As organizations continue to ingest more data from more sources, maintaining high-quality, reliable data assets becomes a crucial challenge. That’s why Clearcover partners with Monte Carlo to ensure end-to-end data observability across ELT—and beyond.

The team at Chicago-based Clearcover, a leading tech-driven insurance provider, pride themselves on providing fast, transparent rates on car insurance for customers across the U.S. They also take pride in their data, which they see as a competitive advantage that allows them to deliver on their promise to consumers: to save money while enjoying fast claims, easy payments, and exceptional service. 

We recently sat down with Braun Reyes, Senior Manager of Data Engineering, to discuss Clearcover’s journey of scaling a self-service data platform while maintaining the trust and quality needed to achieve their data-powered mission—and how they responded when data reliability issues began to arise.

The data landscape at Clearcover

When Braun joined Clearcover, he was a one-man data engineering team—and describes the data stack as a “data for analytics” approach.
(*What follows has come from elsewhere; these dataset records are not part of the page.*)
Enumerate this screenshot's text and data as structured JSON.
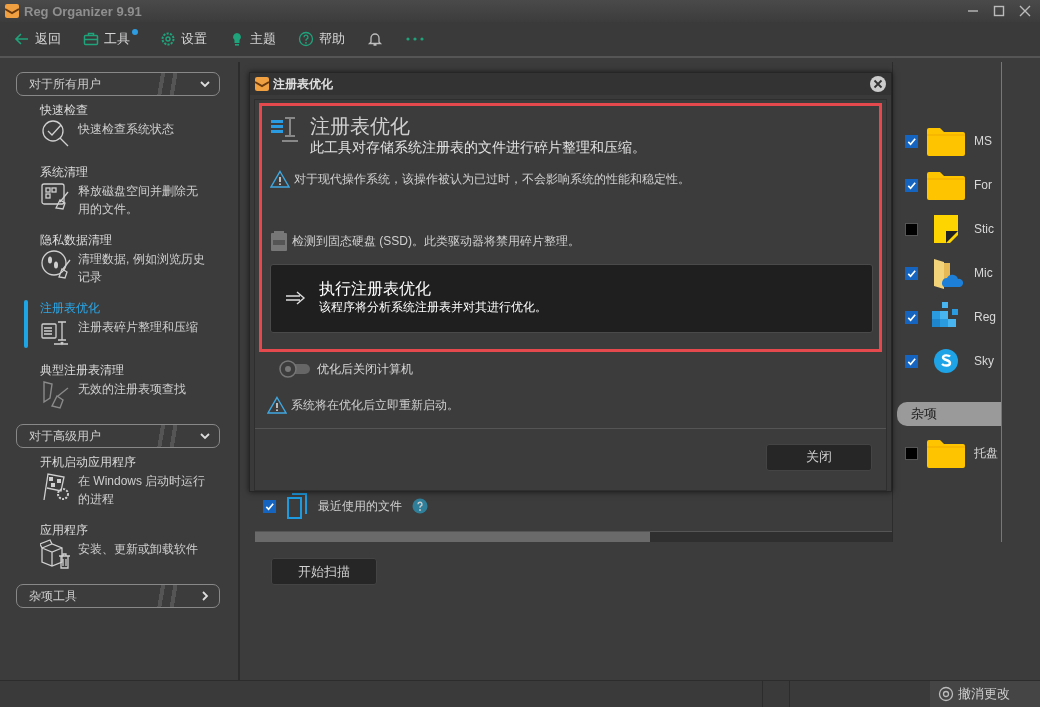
{
  "window": {
    "title": "Reg Organizer 9.91"
  },
  "toolbar": [
    {
      "kind": "back",
      "label": "返回",
      "badge": false
    },
    {
      "kind": "tools",
      "label": "工具",
      "badge": true
    },
    {
      "kind": "settings",
      "label": "设置",
      "badge": false
    },
    {
      "kind": "theme",
      "label": "主题",
      "badge": false
    },
    {
      "kind": "help",
      "label": "帮助",
      "badge": false
    },
    {
      "kind": "bell",
      "badge": false
    },
    {
      "kind": "more",
      "badge": false
    }
  ],
  "sidebar": {
    "sections": [
      {
        "title": "对于所有用户",
        "expanded": true,
        "items": [
          {
            "kind": "check",
            "title": "快速检查",
            "description": "快速检查系统状态",
            "selected": false
          },
          {
            "kind": "clean",
            "title": "系统清理",
            "description": "释放磁盘空间并删除无用的文件。",
            "selected": false
          },
          {
            "kind": "privacy",
            "title": "隐私数据清理",
            "description": "清理数据, 例如浏览历史记录",
            "selected": false
          },
          {
            "kind": "registry",
            "title": "注册表优化",
            "description": "注册表碎片整理和压缩",
            "selected": true
          },
          {
            "kind": "broom",
            "title": "典型注册表清理",
            "description": "无效的注册表项查找",
            "selected": false
          }
        ]
      },
      {
        "title": "对于高级用户",
        "expanded": true,
        "items": [
          {
            "kind": "startup",
            "title": "开机启动应用程序",
            "description": "在 Windows 启动时运行的进程",
            "selected": false
          },
          {
            "kind": "apps",
            "title": "应用程序",
            "description": "安装、更新或卸载软件",
            "selected": false
          }
        ]
      },
      {
        "title": "杂项工具",
        "expanded": false
      }
    ]
  },
  "background": {
    "apps": [
      {
        "kind": "folder",
        "label": "MS",
        "checked": true
      },
      {
        "kind": "folder",
        "label": "For",
        "checked": true
      },
      {
        "kind": "note",
        "label": "Stic",
        "checked": false
      },
      {
        "kind": "cloud",
        "label": "Mic",
        "checked": true
      },
      {
        "kind": "cubes",
        "label": "Reg",
        "checked": true
      },
      {
        "kind": "skype",
        "label": "Sky",
        "checked": true
      }
    ],
    "group": "杂项",
    "group_items": [
      {
        "kind": "folder",
        "label": "托盘",
        "checked": false
      }
    ],
    "recent": {
      "label": "最近使用的文件",
      "checked": true
    },
    "scan_button": "开始扫描"
  },
  "dialog": {
    "title": "注册表优化",
    "heading": "注册表优化",
    "subtitle": "此工具对存储系统注册表的文件进行碎片整理和压缩。",
    "warning": "对于现代操作系统，该操作被认为已过时，不会影响系统的性能和稳定性。",
    "ssd_note": "检测到固态硬盘 (SSD)。此类驱动器将禁用碎片整理。",
    "action": {
      "title": "执行注册表优化",
      "description": "该程序将分析系统注册表并对其进行优化。"
    },
    "shutdown": {
      "label": "优化后关闭计算机",
      "on": false
    },
    "restart_note": "系统将在优化后立即重新启动。",
    "close_button": "关闭"
  },
  "status_bar": {
    "undo": "撤消更改"
  }
}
He was using Amazon RDS on the backend, Alooma for data replication into Redshift, and had an Apache Airflow stack running on Kubernetes. Braun was also responsible for creating prepared data sets. 
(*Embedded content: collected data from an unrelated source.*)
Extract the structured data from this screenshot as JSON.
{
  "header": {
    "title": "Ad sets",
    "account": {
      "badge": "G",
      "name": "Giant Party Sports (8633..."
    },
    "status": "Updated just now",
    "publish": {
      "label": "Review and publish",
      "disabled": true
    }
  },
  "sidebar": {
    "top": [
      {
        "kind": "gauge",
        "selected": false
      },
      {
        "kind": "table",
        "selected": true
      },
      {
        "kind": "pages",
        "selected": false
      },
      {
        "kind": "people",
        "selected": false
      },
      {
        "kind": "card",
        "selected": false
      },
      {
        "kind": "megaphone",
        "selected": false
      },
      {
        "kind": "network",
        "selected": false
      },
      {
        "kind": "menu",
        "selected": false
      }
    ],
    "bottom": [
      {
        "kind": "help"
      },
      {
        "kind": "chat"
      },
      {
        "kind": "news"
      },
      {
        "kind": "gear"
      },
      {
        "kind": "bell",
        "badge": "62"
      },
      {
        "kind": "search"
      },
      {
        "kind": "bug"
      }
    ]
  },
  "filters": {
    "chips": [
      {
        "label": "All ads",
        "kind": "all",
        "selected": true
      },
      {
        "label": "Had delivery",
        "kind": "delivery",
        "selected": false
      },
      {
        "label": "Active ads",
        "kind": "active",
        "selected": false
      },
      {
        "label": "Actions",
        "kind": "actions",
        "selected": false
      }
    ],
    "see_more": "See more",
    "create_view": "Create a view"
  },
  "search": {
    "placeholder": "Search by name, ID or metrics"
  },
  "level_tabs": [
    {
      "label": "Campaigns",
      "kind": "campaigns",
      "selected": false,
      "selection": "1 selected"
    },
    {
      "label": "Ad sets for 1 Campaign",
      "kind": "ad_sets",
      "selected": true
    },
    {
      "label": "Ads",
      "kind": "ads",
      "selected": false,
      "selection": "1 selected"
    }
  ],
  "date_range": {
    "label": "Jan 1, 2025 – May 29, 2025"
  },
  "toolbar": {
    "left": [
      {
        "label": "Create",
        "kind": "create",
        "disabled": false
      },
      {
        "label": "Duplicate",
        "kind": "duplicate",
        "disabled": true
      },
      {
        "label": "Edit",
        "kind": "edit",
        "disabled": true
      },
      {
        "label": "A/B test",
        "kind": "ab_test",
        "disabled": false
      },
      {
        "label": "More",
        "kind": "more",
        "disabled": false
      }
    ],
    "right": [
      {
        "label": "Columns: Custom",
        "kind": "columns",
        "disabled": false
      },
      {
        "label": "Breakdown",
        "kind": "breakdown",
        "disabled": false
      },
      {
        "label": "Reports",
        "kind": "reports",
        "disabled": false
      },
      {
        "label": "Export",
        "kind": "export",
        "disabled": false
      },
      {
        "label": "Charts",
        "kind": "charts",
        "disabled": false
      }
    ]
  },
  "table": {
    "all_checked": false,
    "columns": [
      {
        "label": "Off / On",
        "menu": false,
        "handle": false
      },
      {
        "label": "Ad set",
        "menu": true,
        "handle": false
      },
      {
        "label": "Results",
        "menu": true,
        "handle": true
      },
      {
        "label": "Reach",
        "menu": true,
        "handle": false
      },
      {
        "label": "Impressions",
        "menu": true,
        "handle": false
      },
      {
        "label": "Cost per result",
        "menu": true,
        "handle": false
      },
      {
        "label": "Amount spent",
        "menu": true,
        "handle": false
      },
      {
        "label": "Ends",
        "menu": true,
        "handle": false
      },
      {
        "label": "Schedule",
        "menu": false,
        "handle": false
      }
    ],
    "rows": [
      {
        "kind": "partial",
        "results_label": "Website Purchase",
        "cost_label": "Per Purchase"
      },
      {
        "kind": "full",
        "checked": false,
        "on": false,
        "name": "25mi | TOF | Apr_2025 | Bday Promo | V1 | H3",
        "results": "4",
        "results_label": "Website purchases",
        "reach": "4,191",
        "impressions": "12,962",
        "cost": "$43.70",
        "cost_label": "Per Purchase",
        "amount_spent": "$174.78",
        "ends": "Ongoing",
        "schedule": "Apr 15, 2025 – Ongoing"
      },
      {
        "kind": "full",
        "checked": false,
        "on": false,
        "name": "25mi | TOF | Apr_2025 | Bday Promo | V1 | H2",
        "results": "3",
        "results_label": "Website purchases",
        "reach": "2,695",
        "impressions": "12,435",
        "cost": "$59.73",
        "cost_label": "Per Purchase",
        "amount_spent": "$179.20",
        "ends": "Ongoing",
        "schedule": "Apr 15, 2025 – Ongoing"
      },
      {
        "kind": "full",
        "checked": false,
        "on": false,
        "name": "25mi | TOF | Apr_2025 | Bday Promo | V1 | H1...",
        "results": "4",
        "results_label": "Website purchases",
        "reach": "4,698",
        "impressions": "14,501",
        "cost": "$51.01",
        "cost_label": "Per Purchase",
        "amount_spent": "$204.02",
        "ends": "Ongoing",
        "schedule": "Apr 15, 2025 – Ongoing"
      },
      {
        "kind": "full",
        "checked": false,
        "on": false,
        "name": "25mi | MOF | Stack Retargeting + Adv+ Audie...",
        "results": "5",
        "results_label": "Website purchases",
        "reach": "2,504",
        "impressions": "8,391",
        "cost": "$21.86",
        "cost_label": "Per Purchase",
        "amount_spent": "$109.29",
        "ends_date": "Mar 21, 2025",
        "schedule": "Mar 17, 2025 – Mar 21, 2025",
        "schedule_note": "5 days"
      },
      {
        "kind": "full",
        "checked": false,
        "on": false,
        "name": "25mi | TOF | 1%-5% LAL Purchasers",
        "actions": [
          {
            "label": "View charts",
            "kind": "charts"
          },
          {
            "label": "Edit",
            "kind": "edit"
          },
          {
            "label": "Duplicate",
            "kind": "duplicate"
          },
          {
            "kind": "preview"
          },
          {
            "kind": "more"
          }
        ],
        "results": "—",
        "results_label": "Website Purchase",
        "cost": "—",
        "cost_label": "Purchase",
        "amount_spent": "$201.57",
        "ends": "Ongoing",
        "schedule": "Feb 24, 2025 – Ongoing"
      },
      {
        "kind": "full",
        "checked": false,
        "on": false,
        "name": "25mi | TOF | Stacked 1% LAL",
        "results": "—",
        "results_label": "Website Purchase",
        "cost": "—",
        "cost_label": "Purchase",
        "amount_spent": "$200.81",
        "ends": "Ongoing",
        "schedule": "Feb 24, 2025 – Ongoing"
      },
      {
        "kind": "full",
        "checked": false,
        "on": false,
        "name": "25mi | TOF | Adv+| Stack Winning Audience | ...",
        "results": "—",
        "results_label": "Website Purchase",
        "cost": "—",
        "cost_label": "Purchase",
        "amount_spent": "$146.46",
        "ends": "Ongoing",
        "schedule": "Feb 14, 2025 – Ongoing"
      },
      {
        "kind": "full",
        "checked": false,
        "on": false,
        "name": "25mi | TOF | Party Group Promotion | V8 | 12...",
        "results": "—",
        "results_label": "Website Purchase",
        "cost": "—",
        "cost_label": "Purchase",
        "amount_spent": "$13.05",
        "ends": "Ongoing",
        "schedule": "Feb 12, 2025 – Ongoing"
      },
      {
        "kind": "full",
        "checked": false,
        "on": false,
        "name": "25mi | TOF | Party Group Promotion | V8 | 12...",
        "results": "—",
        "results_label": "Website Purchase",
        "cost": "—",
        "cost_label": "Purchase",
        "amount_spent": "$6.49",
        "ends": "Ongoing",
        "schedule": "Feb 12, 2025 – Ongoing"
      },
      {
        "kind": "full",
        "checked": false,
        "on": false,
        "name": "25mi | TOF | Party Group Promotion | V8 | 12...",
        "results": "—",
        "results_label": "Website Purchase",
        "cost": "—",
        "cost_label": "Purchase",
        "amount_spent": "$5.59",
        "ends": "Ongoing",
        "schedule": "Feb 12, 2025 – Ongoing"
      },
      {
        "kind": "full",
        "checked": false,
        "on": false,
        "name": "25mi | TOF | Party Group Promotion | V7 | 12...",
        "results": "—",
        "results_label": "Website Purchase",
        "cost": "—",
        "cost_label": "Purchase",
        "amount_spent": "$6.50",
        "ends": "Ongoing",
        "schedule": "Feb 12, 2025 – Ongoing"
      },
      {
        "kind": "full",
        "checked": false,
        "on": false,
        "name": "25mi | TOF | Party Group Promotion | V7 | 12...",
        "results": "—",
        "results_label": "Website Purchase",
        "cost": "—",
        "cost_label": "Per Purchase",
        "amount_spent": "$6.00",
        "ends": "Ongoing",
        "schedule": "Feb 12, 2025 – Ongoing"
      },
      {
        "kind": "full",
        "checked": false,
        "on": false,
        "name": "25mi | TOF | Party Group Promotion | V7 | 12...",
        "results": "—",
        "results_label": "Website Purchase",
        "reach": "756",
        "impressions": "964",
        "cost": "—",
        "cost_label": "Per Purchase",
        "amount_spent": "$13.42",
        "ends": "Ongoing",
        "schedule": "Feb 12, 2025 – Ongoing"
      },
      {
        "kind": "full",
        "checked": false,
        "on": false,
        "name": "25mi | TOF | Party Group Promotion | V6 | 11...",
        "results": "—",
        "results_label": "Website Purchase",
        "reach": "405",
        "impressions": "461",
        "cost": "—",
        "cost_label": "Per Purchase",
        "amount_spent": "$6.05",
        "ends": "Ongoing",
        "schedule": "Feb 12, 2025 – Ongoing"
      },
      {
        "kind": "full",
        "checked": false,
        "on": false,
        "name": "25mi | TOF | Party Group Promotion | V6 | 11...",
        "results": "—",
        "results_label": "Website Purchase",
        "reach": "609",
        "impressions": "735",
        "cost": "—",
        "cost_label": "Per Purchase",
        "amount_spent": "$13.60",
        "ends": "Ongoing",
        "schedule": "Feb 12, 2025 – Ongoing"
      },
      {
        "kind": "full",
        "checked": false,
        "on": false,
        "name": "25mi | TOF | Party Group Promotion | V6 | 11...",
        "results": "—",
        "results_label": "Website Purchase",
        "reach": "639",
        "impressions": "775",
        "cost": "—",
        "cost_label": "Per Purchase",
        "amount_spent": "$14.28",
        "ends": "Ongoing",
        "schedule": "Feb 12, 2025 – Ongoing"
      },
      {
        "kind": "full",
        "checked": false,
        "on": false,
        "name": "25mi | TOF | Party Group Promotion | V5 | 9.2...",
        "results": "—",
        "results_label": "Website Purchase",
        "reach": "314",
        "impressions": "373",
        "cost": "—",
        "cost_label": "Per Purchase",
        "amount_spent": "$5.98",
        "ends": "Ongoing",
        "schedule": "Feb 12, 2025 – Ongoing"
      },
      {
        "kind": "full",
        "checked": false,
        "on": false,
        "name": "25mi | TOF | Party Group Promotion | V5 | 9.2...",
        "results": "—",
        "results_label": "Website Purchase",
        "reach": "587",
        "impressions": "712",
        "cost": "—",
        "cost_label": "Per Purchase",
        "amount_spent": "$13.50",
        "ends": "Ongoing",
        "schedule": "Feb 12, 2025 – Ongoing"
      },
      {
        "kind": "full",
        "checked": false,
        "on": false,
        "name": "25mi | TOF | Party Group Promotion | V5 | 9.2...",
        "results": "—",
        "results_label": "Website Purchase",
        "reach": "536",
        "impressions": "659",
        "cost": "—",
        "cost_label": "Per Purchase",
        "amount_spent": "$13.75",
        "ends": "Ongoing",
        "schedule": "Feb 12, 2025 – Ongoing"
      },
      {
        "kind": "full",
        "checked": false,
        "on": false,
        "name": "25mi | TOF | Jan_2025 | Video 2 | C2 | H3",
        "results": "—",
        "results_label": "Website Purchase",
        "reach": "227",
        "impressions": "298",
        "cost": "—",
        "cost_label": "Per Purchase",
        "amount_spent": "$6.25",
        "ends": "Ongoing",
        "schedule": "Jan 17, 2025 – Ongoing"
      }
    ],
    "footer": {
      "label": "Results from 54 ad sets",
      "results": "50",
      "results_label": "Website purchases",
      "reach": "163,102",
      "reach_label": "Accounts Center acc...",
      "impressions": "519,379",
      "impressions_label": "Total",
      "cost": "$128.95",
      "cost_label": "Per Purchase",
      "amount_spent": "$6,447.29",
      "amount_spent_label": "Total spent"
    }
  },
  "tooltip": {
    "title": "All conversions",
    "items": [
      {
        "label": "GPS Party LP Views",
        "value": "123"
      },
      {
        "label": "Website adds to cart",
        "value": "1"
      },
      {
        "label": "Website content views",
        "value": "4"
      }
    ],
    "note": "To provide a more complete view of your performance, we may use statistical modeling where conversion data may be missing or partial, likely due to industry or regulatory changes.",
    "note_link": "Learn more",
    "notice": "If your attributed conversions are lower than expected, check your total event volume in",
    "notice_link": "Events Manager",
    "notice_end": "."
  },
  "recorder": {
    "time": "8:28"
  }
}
Clearcover’s first data stack relied on analysts to query sources directly, with one data engineer (Braun) responsible for cleaning, processing, and storing the prepared data. This led to recurrent bottlenecks that slowed down analysis and time to insights. Image courtesy of Braun Reyes.

But with his one-man data engineering team responsible for so many layers, bottlenecks started to happen. And Braun was spending more time maintaining his tools than actually using them to deliver data. With these bottlenecks and a lack of accessibility to—and therefore trust in—the data, many data consumers found workarounds by simply querying the source data directly. 

“All this investment that I was making in this data stack was for naught,” said Braun. 

So, as the data engineering team grew, they migrated to a modern, distributed ELT data stack. They switched from Airflow to Prefect and began to use AWS Fargate to lower the total cost of ownership on their compute. The team also uses Fivetran and Snowflake, which provides the accessibility that Redshift lacked for their needs. 

Clearcover’s “modern data stack” evolved to include Snowflake, Prefect, dbt, and Fivetran, as well as separate analytics engineering and data engineering layers. Image courtesy of Braun Reyes.

Now, the data engineering layer is much smaller and focused on handling raw data, while a separate analytics engineering team takes the tools and the raw data they deliver to produce prepared data for the business—helping eliminate those earlier bottlenecks. 

Problem: Lack of trust in the source data

While the distributed data stack made it much easier to integrate more data sources into Snowflake, Braun’s team encountered a new problem: data reliability

With the proliferation of data sources, it became harder and harder for data engineers to scale data quality testing across pipelines manually. So while they had gained operational trust in their data, they now had to tackle data quality and trust. 

When the team started replicating data sources to Snowflake to expedite the analytics engineering workflow, they encountered two paths: manually write data quality checks (a time-intensive and unscalable process) or invest in automated coverage. Image courtesy of Braun Reyes.

“ELT is great, but there’s always a tradeoff,” said Braun. “For example, when you’re replicating data from your CRM into Snowflake, your data engineering team is not necessarily going to be the domain experts on CRM or marketing systems. So it’s really hard for us to tailor data quality testing across all of those sources.”

When data quality issues came up, it was often a surprise to the data engineering team. They would receive Slack messages from their data consumers, asking why a certain table hadn’t been refreshed in days. 

“Your pipelines are running, everything looks great, but then you realize that the data you’re delivering is either incorrect or it just hasn’t arrived at all,” Braun said. “You’ve been so focused on the operational aspects of building the pipelines, delivering them, and testing the code that perhaps there wasn’t enough bandwidth to then think about the health of the data itself.”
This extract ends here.